Partager la douleur, "parfois douloureux, mais nécessaire"
Olfa, sa fille de deux ans en 2016, et sa famille, sont rentrés en vie, ce soir-là. La Niçoise pense aux victimes endeuillées. Elle les écoute sur la webradio du procès. "Cela éveille forcément des souvenirs, de l'empathie, continue Olfa. Quand j'entends une maman parler du fait qu'elle a enterré sa fille qui avait quasiment le même âge que la mienne... Ma fille, sur le moment, j'ai cru la voir mourir. On s'identifie beaucoup à ceux qu'on entend." "Ecouter les autres témoignages est très douloureux, poursuit Olfa, mais c'est paradoxalement en même temps rassurant de se dire que l'on n'est pas totalement déconnectés quand on vit cette douleur. Elle est réelle et elle est commune à tous et à toutes. C'est parfois compliqué, mais nécessaire. Il y a même comme une espèce de devoir de soutien."
Une solidarité réconfortante pour son frère Bilel. Lui suit les audiences dans la salle de retransmission à Nice, au palais Acropolis, tous les jours au début, mais après trois semaines de récits de victimes, il ne supporte plus.
"C'est vraiment une claque dans la tête : quand je suis le procès, je m'effondre souvent. Je suis devenu hypersensible au sujet de la mort depuis l’attentat : je ne supporte pas de voir quelqu'un pleurer la mort de quelqu'un, par exemple."
Bilelà franceinfo
Bilel cite en exemple la famille Borla, qui était le soir de l'attentat sur la promenade des Anglais et dont la fille, Laura, treize ans et demi, est morte ce soir-là. "On les voit tous les jours à Acropolis [le palais des congrès de Nice,où sont retransmises les audiences] et leur témoignage m'a complètement anéanti, se souvient Bilel. Je suis sorti de la salle, j'ai pleuré. Beaucoup de personnes sont venues me soutenir, me réconforter je ne recherchais pas d'aide et je l'ai quand même trouvée."

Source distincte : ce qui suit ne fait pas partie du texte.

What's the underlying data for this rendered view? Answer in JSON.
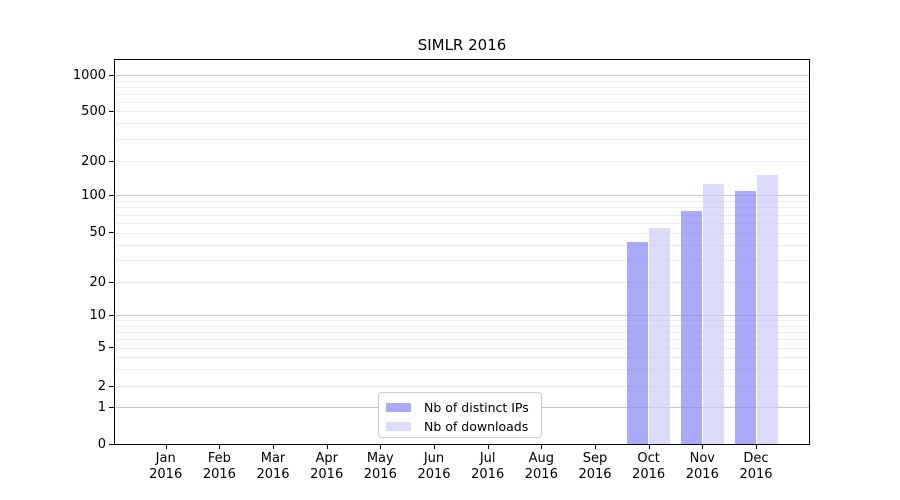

"Nous, les victimes et parties civiles, on se voit comme une grande famille, décrit le jeune homme. C'est à dire que même si on ne se connaît pas, on a tous vécu un traumatisme de la même expérience. Et vu qu'on partage cette chose, cela crée des liens forts." Bilel continue donc à suivre le procès, avec sa famille et les autres victimes, pour chercher des réponses. Ils attendent beaucoup des auditions lundi de François Hollande, Bernard Cazeneuve et François Molins, les anciens présidents, ministre de l’Intérieur et procureur chargé de l’antiterrorisme. Après ces auditions lundi, les parties civiles continueront à témoigner pendant encore deux semaines.